SIMD

  • Odin examples - SIMD .

  • core:simd .

  • len .

    • For #simd  vector: the number of elements in v .

  • The code idea seems to require that all elements be grouped together in a SIMD Vector ( #simd[N]T ) and so intrinsics operations are performed.

  • Simd vectors are comparable.

  • Casting:

    • raw_data(^#simd[$N]$E) -> [^]E

  • Implicit conversion:

    • T -> #simd[N]T

  • For Matrices:

    • Column-major is used in order to utilize (SIMD) vector instructions effectively on modern hardware, if possible.

    • Unlike normal arrays, matrices try to maximize alignment to allow for the (SIMD) vectorization properties whilst keeping zero padding (either between columns (assuming default layout) or at the end of the type).

    • Zero padding is a compromise for use with third-party libraries, instead of optimizing for performance. Padding between columns (assuming default layout) was not taken even if that would have allowed each column to be loaded individually into a SIMD register with the correct alignment properties.

Width

  • From the Odin examples:

  • The best value for this will depend on the available SIMD instructions, and possibly the hardware itself.

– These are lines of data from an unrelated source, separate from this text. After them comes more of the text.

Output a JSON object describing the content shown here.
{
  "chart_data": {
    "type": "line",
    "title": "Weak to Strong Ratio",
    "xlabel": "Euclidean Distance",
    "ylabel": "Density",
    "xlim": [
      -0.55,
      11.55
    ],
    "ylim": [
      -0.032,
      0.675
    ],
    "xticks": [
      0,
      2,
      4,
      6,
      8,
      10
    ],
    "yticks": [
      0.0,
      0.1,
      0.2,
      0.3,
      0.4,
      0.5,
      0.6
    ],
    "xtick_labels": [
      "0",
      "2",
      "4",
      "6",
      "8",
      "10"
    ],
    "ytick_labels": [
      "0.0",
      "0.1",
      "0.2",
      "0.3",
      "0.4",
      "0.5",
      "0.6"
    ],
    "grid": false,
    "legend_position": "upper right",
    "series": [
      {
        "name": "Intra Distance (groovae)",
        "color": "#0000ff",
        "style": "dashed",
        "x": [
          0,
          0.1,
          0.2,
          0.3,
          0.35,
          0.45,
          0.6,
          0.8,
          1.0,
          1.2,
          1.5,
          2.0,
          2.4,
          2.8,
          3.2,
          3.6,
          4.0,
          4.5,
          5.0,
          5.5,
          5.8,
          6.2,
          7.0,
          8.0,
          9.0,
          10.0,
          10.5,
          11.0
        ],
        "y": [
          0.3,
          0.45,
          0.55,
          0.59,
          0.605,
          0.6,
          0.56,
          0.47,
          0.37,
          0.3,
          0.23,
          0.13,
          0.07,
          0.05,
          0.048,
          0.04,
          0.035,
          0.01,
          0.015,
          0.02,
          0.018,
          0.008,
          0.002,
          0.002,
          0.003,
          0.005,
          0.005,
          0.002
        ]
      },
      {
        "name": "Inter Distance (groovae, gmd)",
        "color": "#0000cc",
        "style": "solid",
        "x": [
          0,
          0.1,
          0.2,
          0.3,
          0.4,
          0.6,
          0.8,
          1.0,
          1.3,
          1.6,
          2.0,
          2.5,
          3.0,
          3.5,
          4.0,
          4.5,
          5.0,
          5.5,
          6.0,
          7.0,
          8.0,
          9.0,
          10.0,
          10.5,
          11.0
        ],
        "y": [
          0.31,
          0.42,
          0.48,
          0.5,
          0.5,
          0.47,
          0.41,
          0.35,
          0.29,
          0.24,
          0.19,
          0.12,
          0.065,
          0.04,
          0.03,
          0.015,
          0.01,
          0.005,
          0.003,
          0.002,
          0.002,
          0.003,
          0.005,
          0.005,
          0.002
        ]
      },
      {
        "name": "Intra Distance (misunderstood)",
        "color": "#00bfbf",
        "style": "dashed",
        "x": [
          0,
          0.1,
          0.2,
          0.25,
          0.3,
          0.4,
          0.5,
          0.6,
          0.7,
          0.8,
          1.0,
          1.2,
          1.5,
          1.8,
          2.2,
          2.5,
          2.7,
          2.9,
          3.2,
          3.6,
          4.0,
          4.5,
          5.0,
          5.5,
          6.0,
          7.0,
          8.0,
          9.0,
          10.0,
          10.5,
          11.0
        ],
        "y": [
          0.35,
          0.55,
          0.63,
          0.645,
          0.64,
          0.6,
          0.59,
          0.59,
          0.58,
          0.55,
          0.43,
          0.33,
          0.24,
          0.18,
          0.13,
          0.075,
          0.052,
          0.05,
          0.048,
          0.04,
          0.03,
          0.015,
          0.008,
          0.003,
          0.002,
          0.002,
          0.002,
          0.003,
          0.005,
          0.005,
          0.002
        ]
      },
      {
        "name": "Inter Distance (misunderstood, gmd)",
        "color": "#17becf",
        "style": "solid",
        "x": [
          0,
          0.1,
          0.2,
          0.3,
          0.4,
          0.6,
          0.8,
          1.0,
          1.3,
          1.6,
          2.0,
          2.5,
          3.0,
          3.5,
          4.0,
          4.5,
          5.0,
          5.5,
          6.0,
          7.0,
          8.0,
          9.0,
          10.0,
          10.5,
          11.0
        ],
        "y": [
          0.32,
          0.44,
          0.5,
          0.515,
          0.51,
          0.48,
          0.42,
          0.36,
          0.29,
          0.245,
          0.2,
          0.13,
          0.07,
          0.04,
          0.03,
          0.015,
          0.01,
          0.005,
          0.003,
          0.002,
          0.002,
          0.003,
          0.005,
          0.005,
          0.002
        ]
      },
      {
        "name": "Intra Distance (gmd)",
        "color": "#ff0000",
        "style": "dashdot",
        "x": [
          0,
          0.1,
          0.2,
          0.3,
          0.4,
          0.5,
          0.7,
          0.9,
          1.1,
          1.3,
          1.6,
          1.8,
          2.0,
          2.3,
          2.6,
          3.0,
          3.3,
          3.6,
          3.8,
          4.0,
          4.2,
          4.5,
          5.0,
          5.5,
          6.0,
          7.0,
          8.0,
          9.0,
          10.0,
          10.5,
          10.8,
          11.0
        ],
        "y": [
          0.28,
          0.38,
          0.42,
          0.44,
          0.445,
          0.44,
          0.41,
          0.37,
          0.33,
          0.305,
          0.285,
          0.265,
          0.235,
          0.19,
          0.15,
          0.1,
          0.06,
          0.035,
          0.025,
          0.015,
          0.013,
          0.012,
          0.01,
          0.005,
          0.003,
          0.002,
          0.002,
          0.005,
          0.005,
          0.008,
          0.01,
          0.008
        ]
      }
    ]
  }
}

  • On amd64, the default target only uses SSE4, which has 128-bit SIMD registers. This means that #simd[4]f32  would be the native vector size on that target--but that doesn't always give the
    fastest results, as larger vectors allow for better instruction-level parallelism. For larger vectors, LLVM will automatically spread the data over multiple SIMD registers, but if the SIMD vector is too large this starts to become a detriment to performance. Try comparing the results between 4, 8, and 16.

  • You will likely see a performance boost, particularly in the f64 case, by enabling AVX, and around 97% of PCs support that (according to the October 2024 Steam hardware survey). You can enable that by building with -target-features:avx  (or -microarch:x86-64-v3 , for a number of CPU features available on many modern systems). However, note that doing so will cause the program to crash on systems that don't support these features!

Aligment

  • SIMD registers often have an alignment of 16/32/64 bytes.

  • SIMD vectors are sensitive to alignment.

  • Using an unaligned load is simple and has a negligible cost on most modern systems.